Y precisamente, la muerte, como un siniestro cigüeñal, gira y gira lingüística, temática y esencial, substancialmente la obra. Omnipresente, esa ánima del libro se dirige luego hacia un dios que llama Cisneros “muerto”, pero que al invocarlo revive. El poema que da título al libro, es un texto furioso que, si no reconoce la presencia de un dios vivo, sí al menos lo afirma muerto pero para resusitarlo al menos dentro de sí. “No hay letras para escribir tu epitafio”, le dice, aunque el que dice “tú” -pronombre implícito en el verso- dice creo en ti, existes. El tú siempre revela al yo, de manera que si no hay epitafio sí hay diálogo, invocación oblicua, es resumen: otra forma de rezo; y el hecho de que ponga delante del lector, diríanse: los motivos íntimos del escritor que lo hacen terminar en una especie de ateísmo existencialista, es una sutil manera de preguntar al Otro, en este caso al lector: ¿estoy mal?, o ¿no es así?, y a aquél, al que dice “dios ha muerto/dios Padre/Has muerto/Y no es ninguna novedad” paradójicamente hace brotar a fuerza de reclamos cual berrinche del hijo hacia su padre como diciendo “sé que estás ahí, escúchame; hazme saber que yo también me hallo aquí.



Nuestro autor dice en un tono brutal: “y no busco letras para escribir tu epitafio/porque ni siquiera un nombre te daré por tumba”, y quizás como en el caso del ruso Maiakovski que dijo que el juicio final de Dios le daba tanto miedo como una cantina, Andrés Cisneros, desde el verso, desde el pensamiento y desde la sangre, desde una cantina, subraye su renuncia y negación; pero quizás, como escribió luego Maiakovski hablando de su propia muerte, cuando las prostitutas lo presentaran en andas ante Dios, diga: “¿Y Dios llorará leyendo mi brevísimo libro!/Hecho de temblores en compactado ovillo, no de palabras;/y echará a correr por el cielo estrechando mis versos/y los recitará a sus amigos conteniendo el aliento”.

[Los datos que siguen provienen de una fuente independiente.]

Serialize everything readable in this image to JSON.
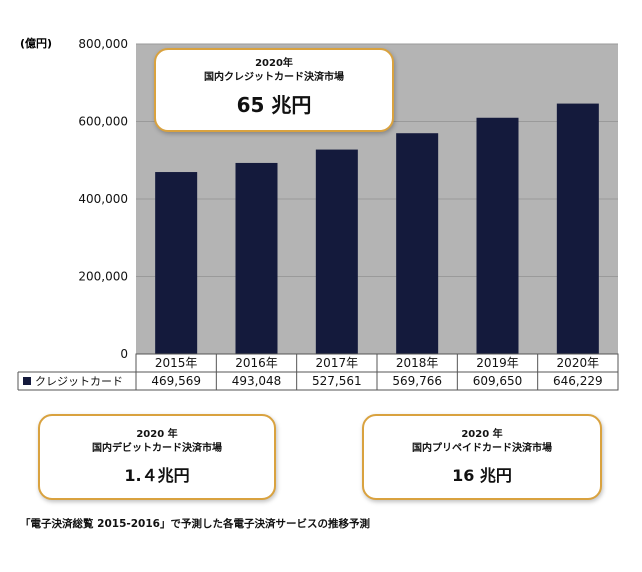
{
  "chart_data": {
    "type": "bar",
    "unit_label": "(億円)",
    "ylim": [
      0,
      800000
    ],
    "yticks": [
      "0",
      "200,000",
      "400,000",
      "600,000",
      "800,000"
    ],
    "ytick_values": [
      0,
      200000,
      400000,
      600000,
      800000
    ],
    "categories": [
      "2015年",
      "2016年",
      "2017年",
      "2018年",
      "2019年",
      "2020年"
    ],
    "series": [
      {
        "name": "クレジットカード",
        "values": [
          469569,
          493048,
          527561,
          569766,
          609650,
          646229
        ],
        "labels": [
          "469,569",
          "493,048",
          "527,561",
          "569,766",
          "609,650",
          "646,229"
        ],
        "color": "#141a3c"
      }
    ],
    "plot_background": "#b4b4b4",
    "grid": true
  },
  "callouts": {
    "credit": {
      "year": "2020年",
      "title": "国内クレジットカード決済市場",
      "value": "65 兆円"
    },
    "debit": {
      "year": "2020 年",
      "title": "国内デビットカード決済市場",
      "value": "1.４兆円"
    },
    "prepaid": {
      "year": "2020 年",
      "title": "国内プリペイドカード決済市場",
      "value": "16 兆円"
    }
  },
  "source_note": "「電子決済総覧 2015-2016」で予測した各電子決済サービスの推移予測",
  "colors": {
    "callout_border": "#d9a23f",
    "bar": "#141a3c",
    "plot": "#b4b4b4"
  }
}
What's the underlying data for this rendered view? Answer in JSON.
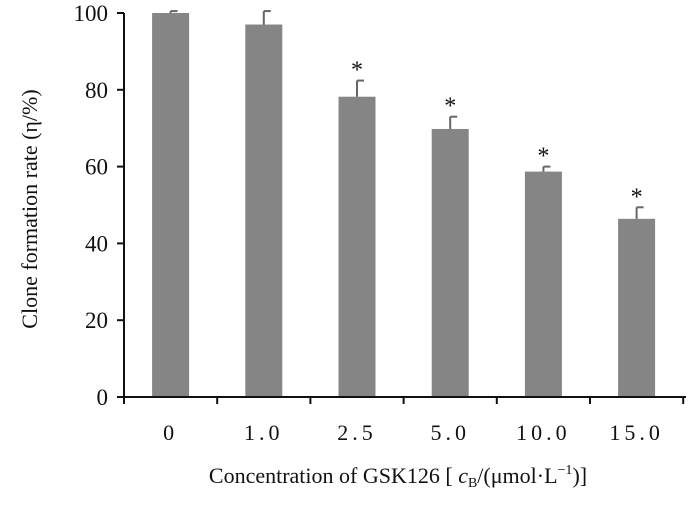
{
  "chart_data": {
    "type": "bar",
    "categories": [
      "0",
      "1.0",
      "2.5",
      "5.0",
      "10.0",
      "15.0"
    ],
    "values": [
      100,
      97,
      78.2,
      69.8,
      58.7,
      46.4
    ],
    "errors": [
      0.5,
      3.5,
      4.2,
      3.2,
      1.3,
      3.0
    ],
    "significance": [
      "",
      "",
      "*",
      "*",
      "*",
      "*"
    ],
    "bar_color": "#858585",
    "ylim": [
      0,
      100
    ],
    "yticks": [
      "0",
      "20",
      "40",
      "60",
      "80",
      "100"
    ],
    "ylabel": "Clone formation rate (η/%)",
    "xlabel": "Concentration of GSK126 [ cB/(μmol·L−1)]",
    "xlabel_parts": {
      "prefix": "Concentration of GSK",
      "number": "126",
      "bracket_open": " [ ",
      "c": "c",
      "sub_b": "B",
      "unit_mid": "/(μmol·L",
      "sup": "−1",
      "close": ")]"
    }
  }
}
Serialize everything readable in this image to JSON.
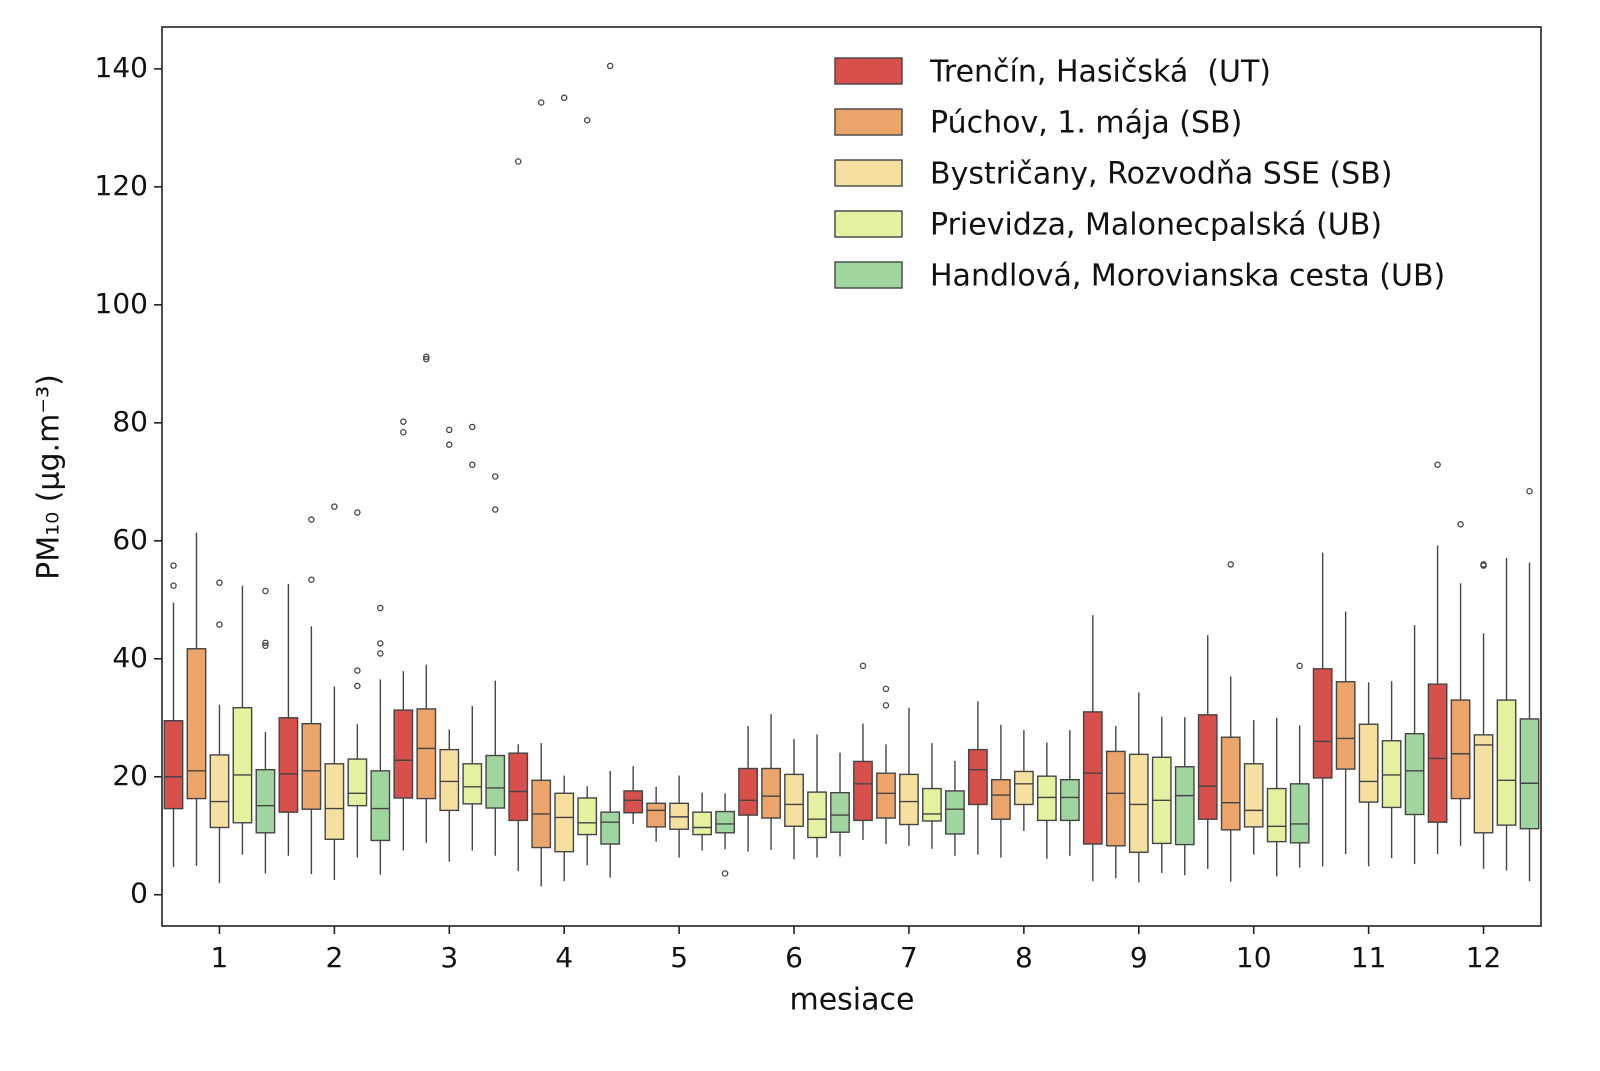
{
  "chart_data": {
    "type": "boxplot",
    "x_label": "mesiace",
    "y_label": "PM₁₀  (μg.m⁻³)",
    "categories": [
      "1",
      "2",
      "3",
      "4",
      "5",
      "6",
      "7",
      "8",
      "9",
      "10",
      "11",
      "12"
    ],
    "ylim": [
      -5.3,
      147.1
    ],
    "yticks": [
      0,
      20,
      40,
      60,
      80,
      100,
      120,
      140
    ],
    "legend": "upper right",
    "edge_color": "#444444",
    "series": [
      {
        "name": "Trenčín, Hasičská  (UT)",
        "color": "#d7504b",
        "boxes": [
          {
            "whislo": 4.7,
            "q1": 14.6,
            "med": 20,
            "q3": 29.5,
            "whishi": 49.5,
            "fliers": [
              55.8,
              52.4
            ]
          },
          {
            "whislo": 6.6,
            "q1": 14,
            "med": 20.5,
            "q3": 30,
            "whishi": 52.7,
            "fliers": []
          },
          {
            "whislo": 7.5,
            "q1": 16.4,
            "med": 22.8,
            "q3": 31.3,
            "whishi": 37.9,
            "fliers": [
              80.2,
              78.4
            ]
          },
          {
            "whislo": 4,
            "q1": 12.6,
            "med": 17.5,
            "q3": 24,
            "whishi": 25.5,
            "fliers": [
              124.3
            ]
          },
          {
            "whislo": 12,
            "q1": 13.9,
            "med": 16,
            "q3": 17.6,
            "whishi": 21.8,
            "fliers": []
          },
          {
            "whislo": 7.3,
            "q1": 13.5,
            "med": 16,
            "q3": 21.4,
            "whishi": 28.6,
            "fliers": []
          },
          {
            "whislo": 9.3,
            "q1": 12.6,
            "med": 18.8,
            "q3": 22.6,
            "whishi": 29,
            "fliers": [
              38.8
            ]
          },
          {
            "whislo": 6.8,
            "q1": 15.3,
            "med": 21.2,
            "q3": 24.6,
            "whishi": 32.8,
            "fliers": []
          },
          {
            "whislo": 2.3,
            "q1": 8.6,
            "med": 20.6,
            "q3": 31,
            "whishi": 47.4,
            "fliers": []
          },
          {
            "whislo": 4.4,
            "q1": 12.8,
            "med": 18.4,
            "q3": 30.5,
            "whishi": 44,
            "fliers": []
          },
          {
            "whislo": 4.8,
            "q1": 19.8,
            "med": 26,
            "q3": 38.3,
            "whishi": 58,
            "fliers": []
          },
          {
            "whislo": 6.9,
            "q1": 12.3,
            "med": 23.1,
            "q3": 35.7,
            "whishi": 59.2,
            "fliers": [
              72.9
            ]
          }
        ]
      },
      {
        "name": "Púchov, 1. mája (SB)",
        "color": "#eba46a",
        "boxes": [
          {
            "whislo": 4.9,
            "q1": 16.3,
            "med": 21,
            "q3": 41.7,
            "whishi": 61.4,
            "fliers": []
          },
          {
            "whislo": 3.5,
            "q1": 14.5,
            "med": 21,
            "q3": 29,
            "whishi": 45.5,
            "fliers": [
              63.6,
              53.4
            ]
          },
          {
            "whislo": 8.8,
            "q1": 16.3,
            "med": 24.8,
            "q3": 31.5,
            "whishi": 39,
            "fliers": [
              91.2,
              90.8
            ]
          },
          {
            "whislo": 1.4,
            "q1": 8,
            "med": 13.7,
            "q3": 19.4,
            "whishi": 25.7,
            "fliers": [
              134.3
            ]
          },
          {
            "whislo": 9,
            "q1": 11.5,
            "med": 14.3,
            "q3": 15.5,
            "whishi": 18.3,
            "fliers": []
          },
          {
            "whislo": 7.6,
            "q1": 13,
            "med": 16.7,
            "q3": 21.4,
            "whishi": 30.6,
            "fliers": []
          },
          {
            "whislo": 8.6,
            "q1": 13,
            "med": 17.2,
            "q3": 20.6,
            "whishi": 25.5,
            "fliers": [
              34.9,
              32.1
            ]
          },
          {
            "whislo": 6.3,
            "q1": 12.8,
            "med": 16.9,
            "q3": 19.5,
            "whishi": 28.8,
            "fliers": []
          },
          {
            "whislo": 2.8,
            "q1": 8.3,
            "med": 17.2,
            "q3": 24.3,
            "whishi": 28.6,
            "fliers": []
          },
          {
            "whislo": 2.2,
            "q1": 11,
            "med": 15.6,
            "q3": 26.7,
            "whishi": 37,
            "fliers": [
              56
            ]
          },
          {
            "whislo": 6.9,
            "q1": 21.3,
            "med": 26.5,
            "q3": 36.1,
            "whishi": 48,
            "fliers": []
          },
          {
            "whislo": 8.3,
            "q1": 16.3,
            "med": 23.9,
            "q3": 33,
            "whishi": 52.8,
            "fliers": [
              62.8
            ]
          }
        ]
      },
      {
        "name": "Bystričany, Rozvodňa SSE (SB)",
        "color": "#f5e0a0",
        "boxes": [
          {
            "whislo": 2,
            "q1": 11.4,
            "med": 15.8,
            "q3": 23.7,
            "whishi": 32.2,
            "fliers": [
              52.9,
              45.8
            ]
          },
          {
            "whislo": 2.5,
            "q1": 9.4,
            "med": 14.6,
            "q3": 22.2,
            "whishi": 35.3,
            "fliers": [
              65.8
            ]
          },
          {
            "whislo": 5.6,
            "q1": 14.3,
            "med": 19.2,
            "q3": 24.6,
            "whishi": 28,
            "fliers": [
              78.8,
              76.3
            ]
          },
          {
            "whislo": 2.3,
            "q1": 7.3,
            "med": 13.1,
            "q3": 17.2,
            "whishi": 20.2,
            "fliers": [
              135.1
            ]
          },
          {
            "whislo": 6.3,
            "q1": 11.1,
            "med": 13.2,
            "q3": 15.5,
            "whishi": 20.2,
            "fliers": []
          },
          {
            "whislo": 6,
            "q1": 11.6,
            "med": 15.3,
            "q3": 20.4,
            "whishi": 26.4,
            "fliers": []
          },
          {
            "whislo": 8.3,
            "q1": 11.9,
            "med": 15.8,
            "q3": 20.4,
            "whishi": 31.7,
            "fliers": []
          },
          {
            "whislo": 10.8,
            "q1": 15.3,
            "med": 18.8,
            "q3": 20.9,
            "whishi": 27.9,
            "fliers": []
          },
          {
            "whislo": 2.1,
            "q1": 7.2,
            "med": 15.3,
            "q3": 23.8,
            "whishi": 34.3,
            "fliers": []
          },
          {
            "whislo": 6.8,
            "q1": 11.5,
            "med": 14.3,
            "q3": 22.2,
            "whishi": 29.6,
            "fliers": []
          },
          {
            "whislo": 4.8,
            "q1": 15.7,
            "med": 19.2,
            "q3": 28.9,
            "whishi": 36,
            "fliers": []
          },
          {
            "whislo": 4.4,
            "q1": 10.5,
            "med": 25.4,
            "q3": 27.1,
            "whishi": 44.3,
            "fliers": [
              56,
              55.8
            ]
          }
        ]
      },
      {
        "name": "Prievidza, Malonecpalská (UB)",
        "color": "#e5f0a0",
        "boxes": [
          {
            "whislo": 6.8,
            "q1": 12.2,
            "med": 20.3,
            "q3": 31.7,
            "whishi": 52.4,
            "fliers": []
          },
          {
            "whislo": 6.3,
            "q1": 15.1,
            "med": 17.2,
            "q3": 23,
            "whishi": 28.9,
            "fliers": [
              64.8,
              38,
              35.4
            ]
          },
          {
            "whislo": 7.5,
            "q1": 15.4,
            "med": 18.3,
            "q3": 22.2,
            "whishi": 32,
            "fliers": [
              79.3,
              72.9
            ]
          },
          {
            "whislo": 5,
            "q1": 10.2,
            "med": 12.2,
            "q3": 16.4,
            "whishi": 18.4,
            "fliers": [
              131.3
            ]
          },
          {
            "whislo": 7.5,
            "q1": 10.2,
            "med": 11.4,
            "q3": 14,
            "whishi": 17.3,
            "fliers": []
          },
          {
            "whislo": 6.3,
            "q1": 9.7,
            "med": 12.8,
            "q3": 17.4,
            "whishi": 27.2,
            "fliers": []
          },
          {
            "whislo": 7.8,
            "q1": 12.5,
            "med": 13.7,
            "q3": 18,
            "whishi": 25.7,
            "fliers": []
          },
          {
            "whislo": 6.1,
            "q1": 12.6,
            "med": 16.5,
            "q3": 20.1,
            "whishi": 25.8,
            "fliers": []
          },
          {
            "whislo": 3.7,
            "q1": 8.7,
            "med": 16,
            "q3": 23.3,
            "whishi": 30.2,
            "fliers": []
          },
          {
            "whislo": 3.1,
            "q1": 9,
            "med": 11.6,
            "q3": 18,
            "whishi": 30,
            "fliers": []
          },
          {
            "whislo": 6.2,
            "q1": 14.8,
            "med": 20.3,
            "q3": 26.1,
            "whishi": 36.2,
            "fliers": []
          },
          {
            "whislo": 4.1,
            "q1": 11.8,
            "med": 19.4,
            "q3": 33,
            "whishi": 57.1,
            "fliers": []
          }
        ]
      },
      {
        "name": "Handlová, Morovianska cesta (UB)",
        "color": "#a1d5a0",
        "boxes": [
          {
            "whislo": 3.6,
            "q1": 10.5,
            "med": 15.1,
            "q3": 21.2,
            "whishi": 27.6,
            "fliers": [
              51.5,
              42.7,
              42.2
            ]
          },
          {
            "whislo": 3.4,
            "q1": 9.2,
            "med": 14.6,
            "q3": 21,
            "whishi": 36.5,
            "fliers": [
              48.6,
              42.6,
              40.9
            ]
          },
          {
            "whislo": 6.6,
            "q1": 14.7,
            "med": 18.1,
            "q3": 23.6,
            "whishi": 36.3,
            "fliers": [
              70.9,
              65.3
            ]
          },
          {
            "whislo": 2.9,
            "q1": 8.6,
            "med": 12.3,
            "q3": 14,
            "whishi": 21,
            "fliers": [
              140.5
            ]
          },
          {
            "whislo": 7.7,
            "q1": 10.5,
            "med": 12,
            "q3": 14.1,
            "whishi": 17.2,
            "fliers": [
              3.6
            ]
          },
          {
            "whislo": 6.5,
            "q1": 10.6,
            "med": 13.5,
            "q3": 17.3,
            "whishi": 24.1,
            "fliers": []
          },
          {
            "whislo": 6.6,
            "q1": 10.3,
            "med": 14.5,
            "q3": 17.6,
            "whishi": 22.7,
            "fliers": []
          },
          {
            "whislo": 6.6,
            "q1": 12.6,
            "med": 16.5,
            "q3": 19.5,
            "whishi": 27.9,
            "fliers": []
          },
          {
            "whislo": 3.3,
            "q1": 8.5,
            "med": 16.8,
            "q3": 21.7,
            "whishi": 30.1,
            "fliers": []
          },
          {
            "whislo": 4.6,
            "q1": 8.8,
            "med": 12,
            "q3": 18.8,
            "whishi": 28.7,
            "fliers": [
              38.8
            ]
          },
          {
            "whislo": 5.2,
            "q1": 13.6,
            "med": 21,
            "q3": 27.3,
            "whishi": 45.7,
            "fliers": []
          },
          {
            "whislo": 2.3,
            "q1": 11.2,
            "med": 18.9,
            "q3": 29.8,
            "whishi": 56.3,
            "fliers": [
              68.4
            ]
          }
        ]
      }
    ]
  }
}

La máxima Nicheana de “Dios ha muerto”, se contrapone al niño Andrés que no ha muerto: “Renuncio a ti/Renuncio a la paternidad de tus ideas/Renuncio al dios padre que tanto amé de niño/y que nunca existió”.

El libro concluye con El falo que todos llevamos dentro, poema de potencia y hermosura notable, que con un poco de humor podríamos decir que es la antípoda de la novela Los 11 mil falos de Guillermo Apolinaire. En este poema de Cisneros se explican mejor los motivos del autor, subterráneos en los poemas previos. Echando mano del significado lacaniano del falo, que no se trata del pene sino de algo simbólico que refiere al complejo de castración psicoanalítico, Andrés aspira -utópicamente, claro- al desprendimiento de la cópula universal que nos vuelve dependientes, vulnerables, eternamente penetrados. Pero Cisneros aprieta y se revuelca, grita ¡no! y rasguña, aunque sabe que la única salida al bukake cósmico sea la muerte, la Nada, pues la poesía misma es una erección hecha de incontables cópulas, y los poetas: chaqueteros de la pluma.

Bien editado, siniestro y poderoso, el libro No hay letras para escribir tu epitafio es una confirmación del madurado oficio poético de Cisneros, y es ―como siempre que se trata de verdadera poesía― un atentado contra la frivolidad que obliga, a quien tenga la osadía de leerlo, a confrontar sus verdades y niveles estéticos.


Salud, y en el epitafio de Andrés, ya hay letras para escribir.